First, here are some of their assumptions:
- By 2007, marketers who spend 50% of their time on advanced, customer-centric marketing processes will achieve roi’s that are at least 30% better than those that don’t (this prediction has an 0.8 probability)
- By 2007, fewer that 20% of marketing organizations among Global 1000 enterprises will have evolved enough to leverage customer centric processes (also with an 0.8 probability)
They recommend that “the marketing functions evolve from focusing on products and transactions into placing more emphasis on customers and relationships that are aligned with enterprise goals and strategies.” They also recommend that marketing should take the lead in breaking down corporate silos to “create a more-strategic and customer-centric enterprise approach.”
The top ten processes are:
- Marketing operations management
- Marketing visibility, accountability and value measurement
- Customer and market insight generation
- Customer-value-based segmentation
- Portfolio and capacity-based resource allocation
- Product development and introduction
- Customer-needs-based trigger identification
- Orchestrated customization
- Orchestrated cross-channel dialogues
- Customer-value-based network management
This whole article triggered a few thoughts in my mind. The first is that I am surprised that not more companies are using customer-centric processes. We always were customer-centric and implemented a formal sales and marketing training program along those lines in 2000. I would have thought that by now, more that 20% of companies would be on that bandwagon – not 20% by 2007.
The second is that we can always thank analysts for their ability to turn everything into confusing “mumbo jumbo” (a.k.a., voodoo and fufu juice). Take the details they provide to the fifth item on the list for example – where they are basically saying that you should ensure that all “touch points” with customers (marketing, sales, service, shipping, etc.) should re-enforce the message that you are sending out in the marketplace: “This requires a systematic approach to understanding, developing and managing capabilities and resources, relative to a portfolio of value-based customer segments. The ultimate goal is optimal resource allocation, relative to the potential value that will be provided to each customer segment as well as the expected risks and returns that will be associated with doing so.”
You could say, oh well, that’s how they are…
The problem with this is that I can just picture boards and executive teams, who do not always come from a marketing background, rushing to conclusions and pushing their marketing departments to extremes in terms of becoming more customer-centric. For a lot of companies, there is such a thing as being too customer-centric. If you are way ahead of the customer adoption curve in terms of inventing a new product space for example, it makes no sense to be too customer-centric in gathering your product requirements. You will just gather a lot of garbage and lose your competitive edge. Or what happens if you are a startup with small market penetration – when 80% of your future revenue has to come from people who are not yet customers. In that case you cannot tailor your programs to the existing customers just yet – they may not be a good proxy for the market as a whole!

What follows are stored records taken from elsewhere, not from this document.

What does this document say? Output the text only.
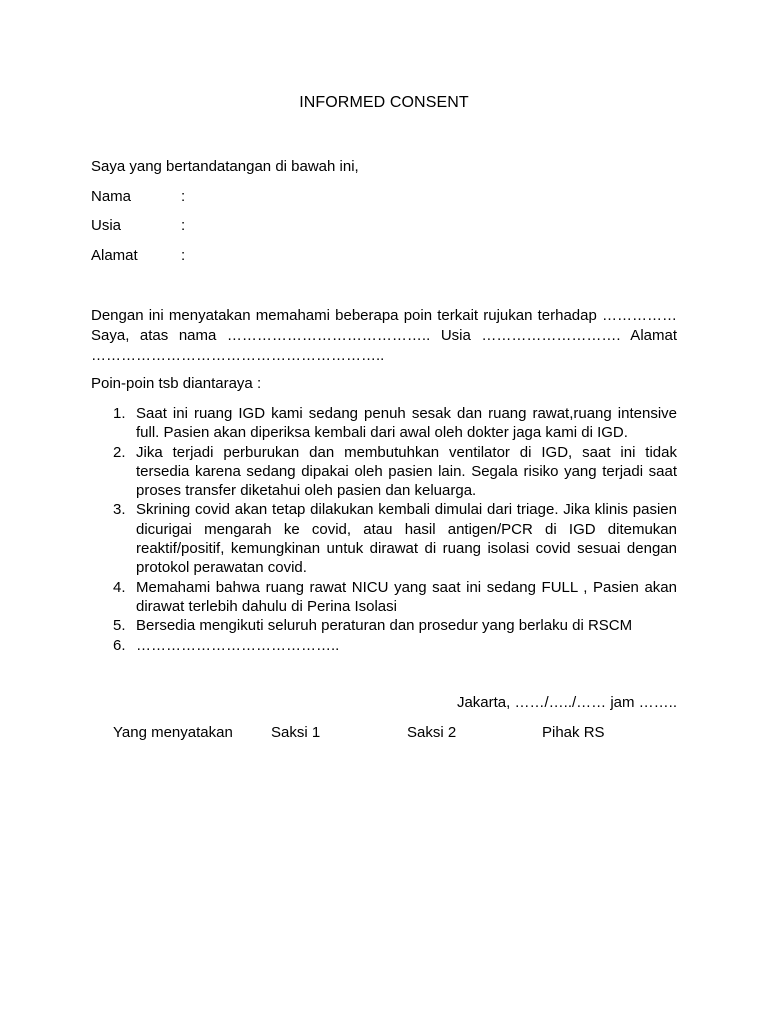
INFORMED CONSENT

Saya yang bertandatangan di bawah ini,

Nama	:

Usia	:

Alamat	:

Dengan ini menyatakan memahami beberapa poin terkait rujukan terhadap ……………
Saya, atas nama ………………………………….. Usia ………………………. Alamat
…………………………………………………..

Poin-poin tsb diantaraya :

1. Saat ini ruang IGD kami sedang penuh sesak dan ruang rawat,ruang intensive full. Pasien akan diperiksa kembali dari awal oleh dokter jaga kami di IGD.
2. Jika terjadi perburukan dan membutuhkan ventilator di IGD, saat ini tidak tersedia karena sedang dipakai oleh pasien lain. Segala risiko yang terjadi saat proses transfer diketahui oleh pasien dan keluarga.
3. Skrining covid akan tetap dilakukan kembali dimulai dari triage. Jika klinis pasien dicurigai mengarah ke covid, atau hasil antigen/PCR di IGD ditemukan reaktif/positif, kemungkinan untuk dirawat di ruang isolasi covid sesuai dengan protokol perawatan covid.
4. Memahami bahwa ruang rawat NICU yang saat ini sedang FULL , Pasien akan dirawat terlebih dahulu di Perina Isolasi
5. Bersedia mengikuti seluruh peraturan dan prosedur yang berlaku di RSCM
6. …………………………………..

Jakarta, ……/…../…… jam ……..

Yang menyatakan	Saksi 1	Saksi 2	Pihak RS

All that being said, there are some good pointers in the report – like when they point out that: “Customers fundamentally view their relationships as being with enterprises, not with individual business units or interaction channels.” Dead-on, I wish companies would listen to that!
So many web sites and support departments are product and division/productline centric – yet most customers could care less. Take the example when I recently bought a Canon camera for my dad’s birthday when he was visiting me here in the US. The camera came with software that allowed for French menus, but it did not come with a French manual. So I contacted Canon, pointing to the fact that I am a big fan – with 7 Canon cameras bought in the past – including a few very high end cameras and lenses – to get a French manual and they told me to download it from their French canon.fr site. Problem is, that camera is not available in France, and the closest model sold there is very different – especially for an older person who is not totally familiar with everything digital. So finally I found the French manual on the Canadian site and ran through a whole cartridge of ink to print everything out for my dad.
Silos need to come down…that is not how customers buy and use your products!